PARA 43 ensures that where there is a stack of qualifying asset holding companies (QAHC), each QAHC will be included in the same worldwide group for the purposes of the CIR rules at TIOPA10/PT10.

Although the accounting treatment might already result in this, it is also possible that each QAHC will form their own worldwide group if they are each non-consolidated subsidiaries per TIOPA10/S475. This could cause difficulties, for example, if the top QAHC borrows and incurs interest expense, feeds the loan down the stack as equity, and the bottom QAHC is the company that receives the interest income. Under the CIR rules, the interest expense and interest income should net off. However, if the QAHCs are in separate CIR worldwide groups, this netting off could not happen.
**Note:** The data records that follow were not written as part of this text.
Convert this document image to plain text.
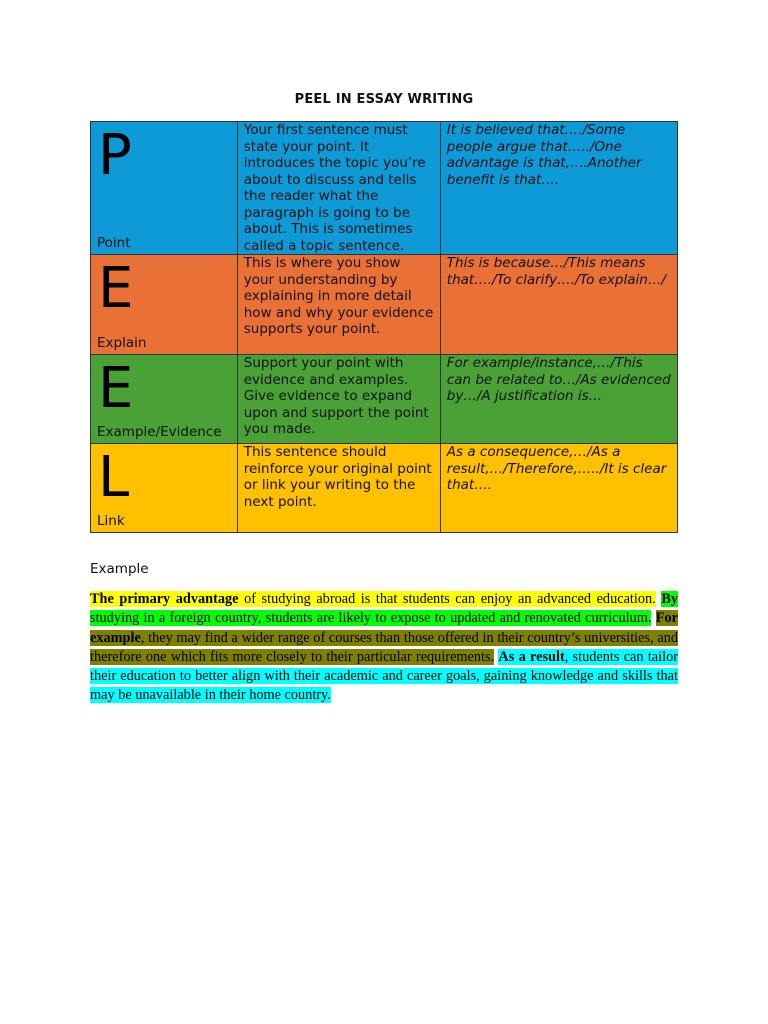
PEEL IN ESSAY WRITING
P
Point	Your first sentence must state your point. It introduces the topic you’re about to discuss and tells the reader what the paragraph is going to be about. This is sometimes called a topic sentence.	It is believed that…./Some people argue that…../One advantage is that,….Another benefit is that….

E
Explain	This is where you show your understanding by explaining in more detail how and why your evidence supports your point.	This is because…/This means that…./To clarify…./To explain…/

E
Example/Evidence	Support your point with evidence and examples. Give evidence to expand upon and support the point you made.	For example/instance,…/This can be related to…/As evidenced by…/A justification is…

L
Link	This sentence should reinforce your original point or link your writing to the next point.	As a consequence,…/As a result,…/Therefore,…../It is clear that….
Example

The primary advantage of studying abroad is that students can enjoy an advanced education. By studying in a foreign country, students are likely to expose to updated and renovated curriculum. For example, they may find a wider range of courses than those offered in their country’s universities, and therefore one which fits more closely to their particular requirements. As a result, students can tailor their education to better align with their academic and career goals, gaining knowledge and skills that may be unavailable in their home country.
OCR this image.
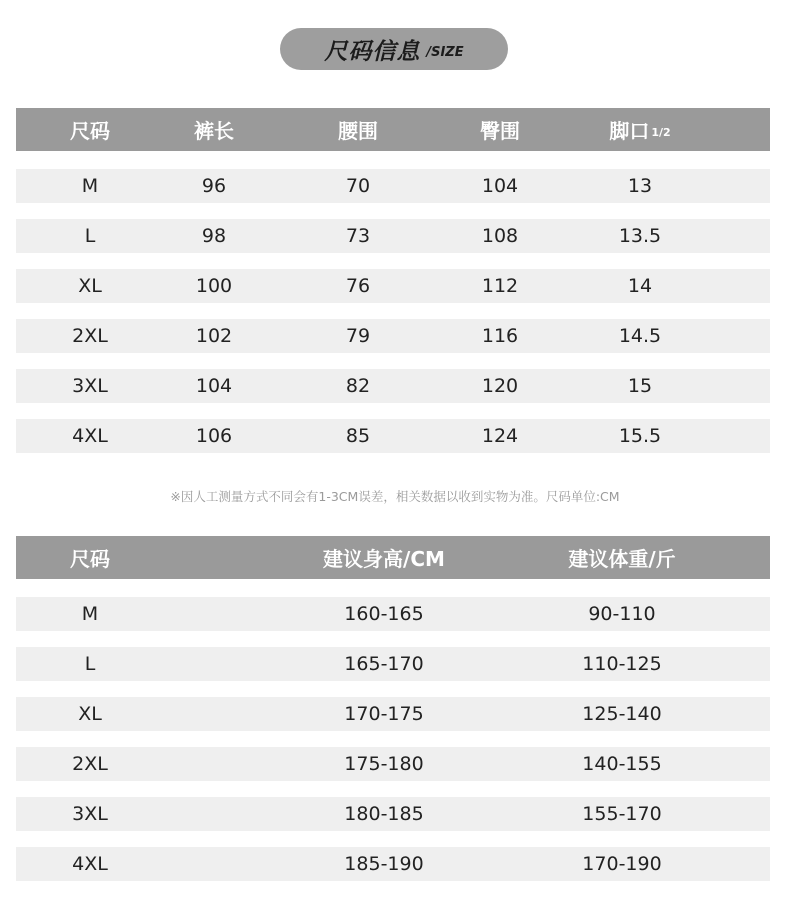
尺码信息 /SIZE
尺码	裤长	腰围	臀围	脚口 1/2
M	96	70	104	13
L	98	73	108	13.5
XL	100	76	112	14
2XL	102	79	116	14.5
3XL	104	82	120	15
4XL	106	85	124	15.5
※因人工测量方式不同会有1-3CM误差，相关数据以收到实物为准。尺码单位:CM
尺码	建议身高/CM	建议体重/斤
M	160-165	90-110
L	165-170	110-125
XL	170-175	125-140
2XL	175-180	140-155
3XL	180-185	155-170
4XL	185-190	170-190
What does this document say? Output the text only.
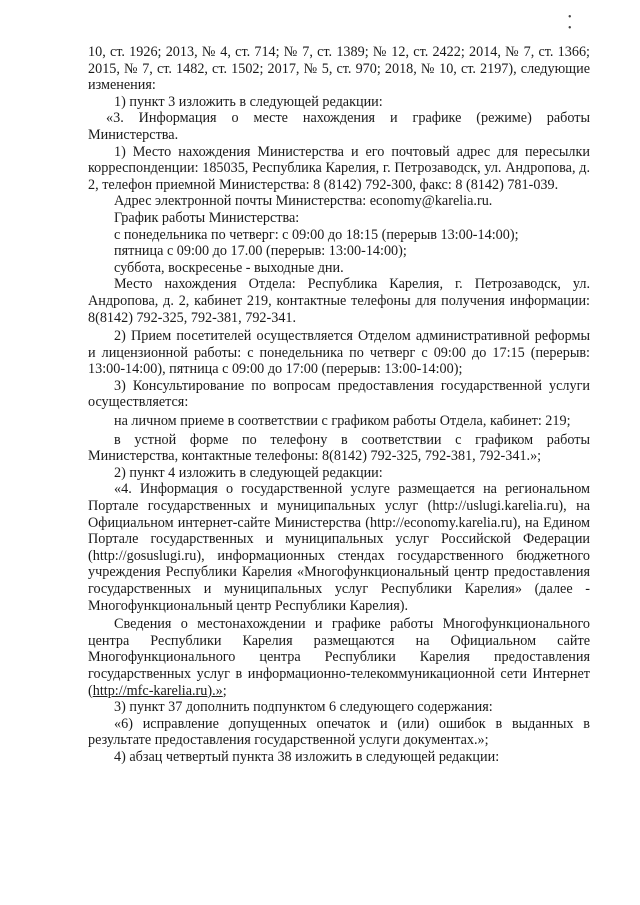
• •

10, ст. 1926; 2013, № 4, ст. 714; № 7, ст. 1389; № 12, ст. 2422; 2014, № 7, ст. 1366; 2015, № 7, ст. 1482, ст. 1502; 2017, № 5, ст. 970; 2018, № 10, ст. 2197), следующие изменения:

1) пункт 3 изложить в следующей редакции:

«3. Информация о месте нахождения и графике (режиме) работы Министерства.

1) Место нахождения Министерства и его почтовый адрес для пересылки корреспонденции: 185035, Республика Карелия, г. Петрозаводск, ул. Андропова, д. 2, телефон приемной Министерства: 8 (8142) 792-300, факс: 8 (8142) 781-039.

Адрес электронной почты Министерства: economy@karelia.ru.

График работы Министерства:

с понедельника по четверг: с 09:00 до 18:15 (перерыв 13:00-14:00);

пятница с 09:00 до 17.00 (перерыв: 13:00-14:00);

суббота, воскресенье - выходные дни.

Место нахождения Отдела: Республика Карелия, г. Петрозаводск, ул. Андропова, д. 2, кабинет 219, контактные телефоны для получения информации: 8(8142) 792-325, 792-381, 792-341.

2) Прием посетителей осуществляется Отделом административной реформы и лицензионной работы: с понедельника по четверг с 09:00 до 17:15 (перерыв: 13:00-14:00), пятница с 09:00 до 17:00 (перерыв: 13:00-14:00);

3) Консультирование по вопросам предоставления государственной услуги осуществляется:

на личном приеме в соответствии с графиком работы Отдела, кабинет: 219;

в устной форме по телефону в соответствии с графиком работы Министерства, контактные телефоны: 8(8142) 792-325, 792-381, 792-341.»;

2) пункт 4 изложить в следующей редакции:

«4. Информация о государственной услуге размещается на региональном Портале государственных и муниципальных услуг (http://uslugi.karelia.ru), на Официальном интернет-сайте Министерства (http://economy.karelia.ru), на Едином Портале государственных и муниципальных услуг Российской Федерации (http://gosuslugi.ru), информационных стендах государственного бюджетного учреждения Республики Карелия «Многофункциональный центр предоставления государственных и муниципальных услуг Республики Карелия» (далее - Многофункциональный центр Республики Карелия).

Сведения о местонахождении и графике работы Многофункционального центра Республики Карелия размещаются на Официальном сайте Многофункционального центра Республики Карелия предоставления государственных услуг в информационно-телекоммуникационной сети Интернет (http://mfc-karelia.ru).»;

3) пункт 37 дополнить подпунктом 6 следующего содержания:

«6) исправление допущенных опечаток и (или) ошибок в выданных в результате предоставления государственной услуги документах.»;

4) абзац четвертый пункта 38 изложить в следующей редакции:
There are two steps to applying PARA 43. The first step (PARA 43(1) and (2)) identifies the top two QAHCs in the stack while the second step (PARA 43(3) and (4)) adds on successive QAHCs until the entire stack is included.

The first step works by identifying a parent QAHC (‘P’) which, absent PARA 43, would not be in a multi-company worldwide group. P must also not be a wholly owned subsidiary of another QAHC (or is such a subsidiary but is held as a market value investment). P will be the top QAHC in the stack. P can form a worldwide group with its wholly owned subsidiary (‘W’) provided W is a QAHC and is not held by P as a market value investment.

The second step works by identifying a QAHC (‘M’) which is a member of a worldwide group (‘G’). If M has a wholly owned QAHC subsidiary (‘N’) which it does not hold as a market value investment then N becomes a member of G, if it would not otherwise be treated as such.

Example

A QAHC stack comprises of three QAHCs (X Ltd at the top, next Y Ltd, then Z Ltd at the bottom). Each QAHC makes up their own worldwide group under the general rules in TIOPA10/PT10.

Provided all relevant conditions are met, X Ltd will be P under the first step and Y Ltd will be W.

X Ltd and Y Ltd will therefore form a worldwide group.

For the second step, Y Ltd will be M and Z Ltd will be N.

Z Ltd therefore joins the same worldwide group as Y Ltd.

Applying both steps therefore result in all three QAHCs being in the same worldwide group for CIR purposes.